Cecilia, quanto è stato emozionante salire sul palco del Festival?
«L’emozione è stata grandissima. La manifestazione fisica è stata un tremore di un’oretta buona. In generale è stato molto molto emozionante anche perché è una cosa improvvisa: tu vai lì, in un minuto sei vestito, splendente, pronto per iniziare. Io sono nella posizione privilegiata di musicista accompagnatrice quindi non devo fare niente, tranne cercare di non rovinare il lavoro altrui. È stata un’emozione pazzesca, posso immaginare quelli in gara come si possano sentire».
Com’è nata la collaborazione con Max Gazzè?
«Gli serviva un’arpista e qualcuno tra i suoi collaboratori ha pensato a me. Gliel’hanno proposto e lui mi ha scelto. Sono molto contenta, è da un po’ che provo ad usare l’arpa in ambienti diversi da quelli della musica classica e questa volta ha funzionato proprio bene. Una gran botta di fortuna».
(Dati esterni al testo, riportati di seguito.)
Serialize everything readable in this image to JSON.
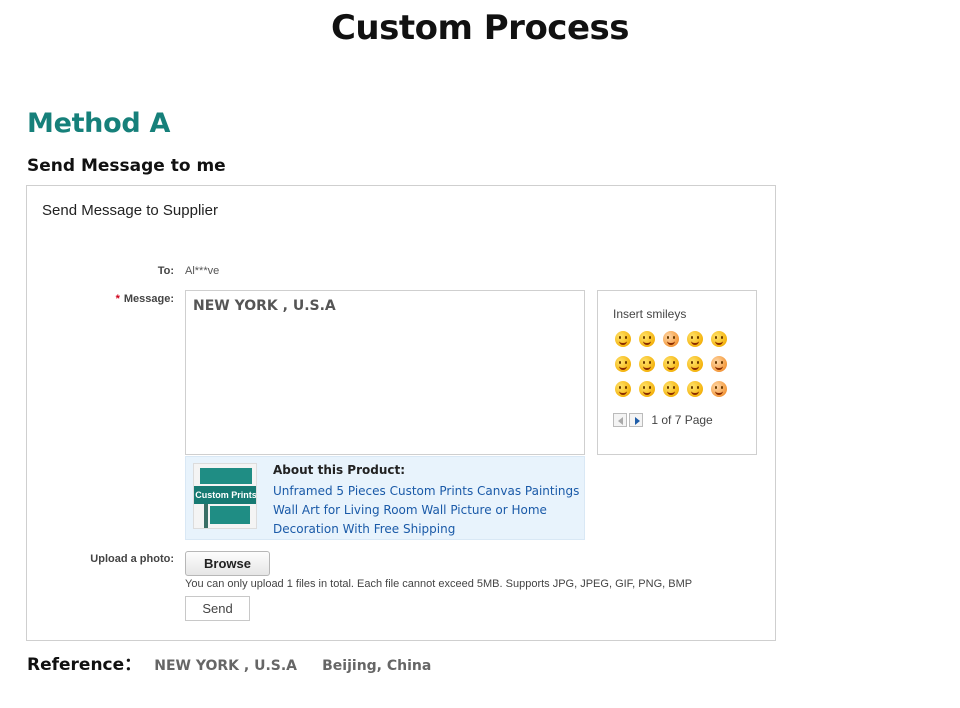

Lo stress da festival come si vince?
«Sto facendo varie respirazioni, sono un po’ ‘fricchettona’ in questo. Sto prendendo gocce di eleuterococco, cose così. In realtà sto cercando di stare tranquilla perché qua tutti sono estremamente concentrati, è una settimana di lavoro intenso per chiunque sia e ogni tanto una cosa che mi aiuta è cercare di vedere la situazione da fuori e dire: ‘questa è una settimana di grande divertimento e quindi posso stare tranquilla, non sono in una posizione di difficoltà’. Questo mi aiuta molto».
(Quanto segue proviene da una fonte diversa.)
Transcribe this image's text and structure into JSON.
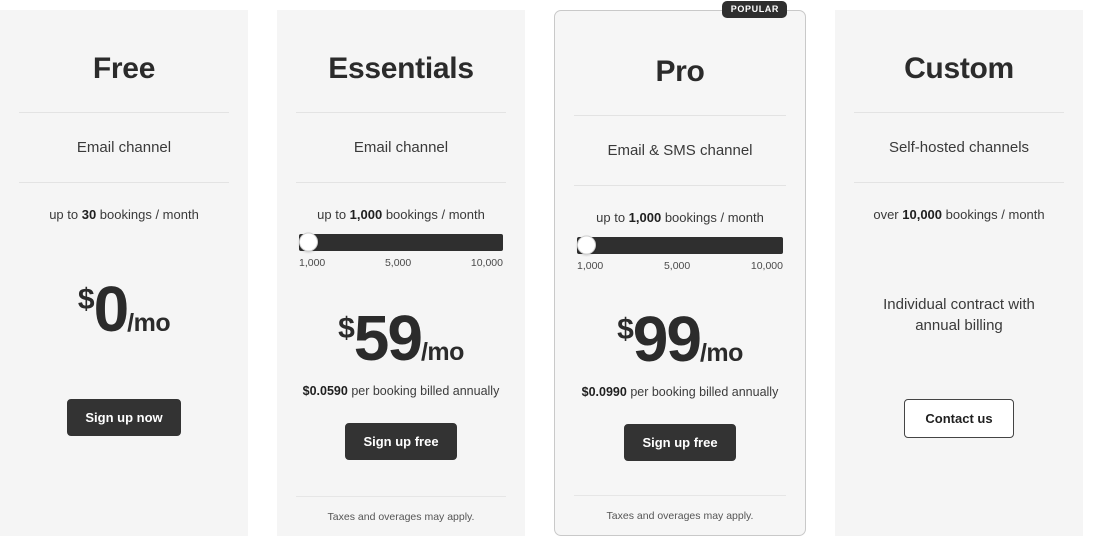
{
  "page": {
    "background": "#ffffff",
    "card_background": "#f5f5f5",
    "accent_dark": "#333333",
    "divider_color": "#e3e3e3"
  },
  "plans": [
    {
      "id": "free",
      "name": "Free",
      "channel": "Email channel",
      "bookings_prefix": "up to ",
      "bookings_value": "30",
      "bookings_suffix": " bookings / month",
      "has_slider": false,
      "price_currency": "$",
      "price_amount": "0",
      "price_period": "/mo",
      "per_booking": null,
      "cta_label": "Sign up now",
      "cta_style": "solid",
      "footnote": null,
      "featured": false,
      "badge": null
    },
    {
      "id": "essentials",
      "name": "Essentials",
      "channel": "Email channel",
      "bookings_prefix": "up to ",
      "bookings_value": "1,000",
      "bookings_suffix": " bookings / month",
      "has_slider": true,
      "slider": {
        "value": 1000,
        "min": 1000,
        "max": 10000,
        "thumb_position_pct": 0,
        "ticks": [
          "1,000",
          "5,000",
          "10,000"
        ]
      },
      "price_currency": "$",
      "price_amount": "59",
      "price_period": "/mo",
      "per_booking": {
        "rate": "$0.0590",
        "text": " per booking billed annually"
      },
      "cta_label": "Sign up free",
      "cta_style": "solid",
      "footnote": "Taxes and overages may apply.",
      "featured": false,
      "badge": null
    },
    {
      "id": "pro",
      "name": "Pro",
      "channel": "Email & SMS channel",
      "bookings_prefix": "up to ",
      "bookings_value": "1,000",
      "bookings_suffix": " bookings / month",
      "has_slider": true,
      "slider": {
        "value": 1000,
        "min": 1000,
        "max": 10000,
        "thumb_position_pct": 0,
        "ticks": [
          "1,000",
          "5,000",
          "10,000"
        ]
      },
      "price_currency": "$",
      "price_amount": "99",
      "price_period": "/mo",
      "per_booking": {
        "rate": "$0.0990",
        "text": " per booking billed annually"
      },
      "cta_label": "Sign up free",
      "cta_style": "solid",
      "footnote": "Taxes and overages may apply.",
      "featured": true,
      "badge": "POPULAR"
    },
    {
      "id": "custom",
      "name": "Custom",
      "channel": "Self-hosted channels",
      "bookings_prefix": "over ",
      "bookings_value": "10,000",
      "bookings_suffix": " bookings / month",
      "has_slider": false,
      "price_currency": null,
      "price_amount": null,
      "price_period": null,
      "per_booking": null,
      "custom_note_line1": "Individual contract with",
      "custom_note_line2": "annual billing",
      "cta_label": "Contact us",
      "cta_style": "outline",
      "footnote": null,
      "featured": false,
      "badge": null
    }
  ]
}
Per te è la prima volta all’Ariston?
«Sì. È la prima volta in tv, è la prima volta che accompagno un artista con cui sono contenta di collaborare, è la prima volta che mi viene chiesta di fare una cosa del genere in una canzone, è la prima volta che mi devo vestire da femmina tutti i giorni, è la prima volta che faccio tutte queste interviste».
La leggenda di Cristalda e Pizzomunno, a cui si ispira la canzone di Gazzè, è molto affascinante. La prima volta che l’hai sentita cosa hai pensato?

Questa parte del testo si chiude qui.